On differences playing in the Western Conference:

I definitely notice a few differences from when I was in the East. Physicality is probably one of them. I feel like the Western Conference plays with a little more grit, and the Eastern Conference tries to be up-tempo, fast. I like playing either way.

The travel has been interesting. I think the time zones are a little difference, going from West to East, then coming back. That's probably the hardest thing. Those three hours don't seem like much, but then when you start getting into games and trying to get a routine back, it's hard when you have that time difference.

On joining a new team in midseason:

In hockey, in general, I feel like everyone's nice. You know somebody who knows somebody on a different team or are friends with somebody.
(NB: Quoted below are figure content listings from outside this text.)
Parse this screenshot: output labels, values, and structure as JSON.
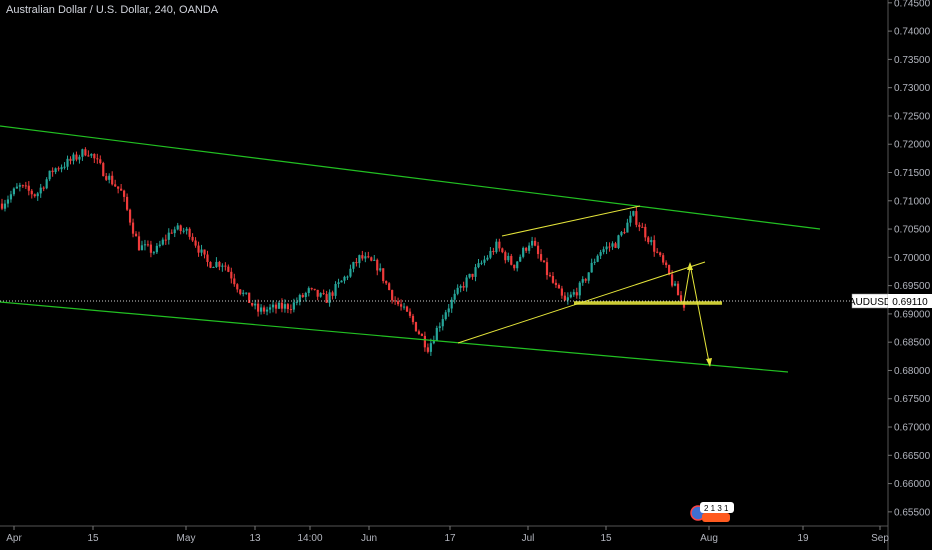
{
  "header": {
    "title": "Australian Dollar / U.S. Dollar, 240, OANDA"
  },
  "colors": {
    "background": "#000000",
    "up_candle": "#26a69a",
    "down_candle": "#ef3b3b",
    "channel": "#22c022",
    "wedge": "#e4e43a",
    "axis_text": "#b2b5be"
  },
  "chart_data": {
    "type": "candlestick",
    "title": "Australian Dollar / U.S. Dollar, 240, OANDA",
    "symbol": "AUDUSD",
    "last_price": "0.69110",
    "y_ticks": [
      "0.74500",
      "0.74000",
      "0.73500",
      "0.73000",
      "0.72500",
      "0.72000",
      "0.71500",
      "0.71000",
      "0.70500",
      "0.70000",
      "0.69500",
      "0.69000",
      "0.68500",
      "0.68000",
      "0.67500",
      "0.67000",
      "0.66500",
      "0.66000",
      "0.65500"
    ],
    "ylim": [
      0.6525,
      0.7455
    ],
    "x_ticks": [
      "Apr",
      "15",
      "May",
      "13",
      "14:00",
      "Jun",
      "17",
      "Jul",
      "15",
      "Aug",
      "19",
      "Sep"
    ],
    "close_path": [
      [
        "Apr 01",
        0.7095
      ],
      [
        "Apr 05",
        0.7125
      ],
      [
        "Apr 09",
        0.711
      ],
      [
        "Apr 12",
        0.7155
      ],
      [
        "Apr 16",
        0.717
      ],
      [
        "Apr 18",
        0.719
      ],
      [
        "Apr 21",
        0.715
      ],
      [
        "Apr 24",
        0.7115
      ],
      [
        "Apr 27",
        0.702
      ],
      [
        "Apr 30",
        0.701
      ],
      [
        "May 03",
        0.705
      ],
      [
        "May 05",
        0.7045
      ],
      [
        "May 08",
        0.699
      ],
      [
        "May 11",
        0.699
      ],
      [
        "May 14",
        0.694
      ],
      [
        "May 17",
        0.6905
      ],
      [
        "May 21",
        0.691
      ],
      [
        "May 24",
        0.6915
      ],
      [
        "May 27",
        0.694
      ],
      [
        "May 30",
        0.6925
      ],
      [
        "Jun 03",
        0.696
      ],
      [
        "Jun 06",
        0.7
      ],
      [
        "Jun 09",
        0.6985
      ],
      [
        "Jun 12",
        0.6925
      ],
      [
        "Jun 15",
        0.689
      ],
      [
        "Jun 18",
        0.684
      ],
      [
        "Jun 21",
        0.6905
      ],
      [
        "Jun 24",
        0.695
      ],
      [
        "Jun 28",
        0.6985
      ],
      [
        "Jul 01",
        0.702
      ],
      [
        "Jul 04",
        0.6985
      ],
      [
        "Jul 07",
        0.703
      ],
      [
        "Jul 10",
        0.697
      ],
      [
        "Jul 12",
        0.692
      ],
      [
        "Jul 15",
        0.695
      ],
      [
        "Jul 18",
        0.701
      ],
      [
        "Jul 21",
        0.7025
      ],
      [
        "Jul 24",
        0.7075
      ],
      [
        "Jul 27",
        0.703
      ],
      [
        "Jul 30",
        0.6975
      ],
      [
        "Aug 01",
        0.6911
      ]
    ]
  }
}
Everybody was good, showed me the ropes, and any questions I had, they were willing to answer.

On establishing new roots, without forgetting the old ones:

It's kind of a hard situation. You obviously want to be part of your new community, as well, but you also don't want to forget what you've put in and what you've done for so long to the first community. I won't ever forget Tampa, and hopefully they won't forget me, as well.

On his work with the police department in Tampa:

I created a friend in the police chief. It was awesome to be able to create that kind of friendship, as well as to see his line of work. When I was on waivers, he was the first one to text me: "If your wife ever needs anything, give her my number. If she ever needs anything while she's still here, tell her to call me."

During a heightened-alert time in the area, when there was a serial killer in Tampa and people weren't able to go out, when these murders were taking place, we were able to see firsthand what [the police] were going through, able to relate to them, and able to have a normal conversation, kind of like we're having. Not necessarily have it be about the protest or what else was going on, but just to chat.

On whether he would protest again:

Would I? Yeah, of course. I mean, I obviously have to be passionate enough about something for that to happen. I don't have plans to do anything in the future, but I don't know what's going to happen in the future. I don't know what issues are going to be brought to light and what's going to impact me and impact my family.

On threats his family has received:

You still get some negative things every now and then. I think you don't get to where were are now without some negativity. Obviously, a lot of it is on the internet, and you don't know who is sending it. You don't know if it's legitimate or they're 10-year-olds just tweeting things out or saying things on the internet. So you try to take it with a grain of salt, but obviously threats on someone's life are a little bit different. If you do something wrong in a game, and you look at Twitter, you're going to see some negative things.

On whether the NHL is an inclusive league:

I feel like when you go to different teams, they don't care whether you're black, white, you're from Sweden. It doesn't matter where you are. At least from that standpoint, yes, everything is inclusive. Everybody understands that we're all here for the same purpose: to win. So they don't care where you're from, who you are, what's your background, [if] you're religious. Doesn't matter.

On how hockey can become more inclusive:

I think a lot of it is grassroots programs. The hardest thing is that hockey is an expensive sport. It's not something that you can pick up as easily as basketball, football, soccer or even baseball -- where, for the most part, your pads were from the association, everyone gets to play, all you had to do is pay the registration fee. If you want to play basketball, you can go to Walmart or Target, pick up a basketball and go to your local gym.

It's not as easy with hockey -- especially in warmer climates, where they don't have the ice. In Minnesota, yeah, you can get a pair of skates and go on the pond to practice and get better and enjoy the sport more. But ice time is expensive. Equipment is expensive.

Different things that the league and teams are doing and teams -- giving out gear and setting up programs to teach people how to skate at an earlier age -- those are all key things because hockey is such an expensive sport. If you can't get more people and more diverse communities involved, it's going to be hard to grow it.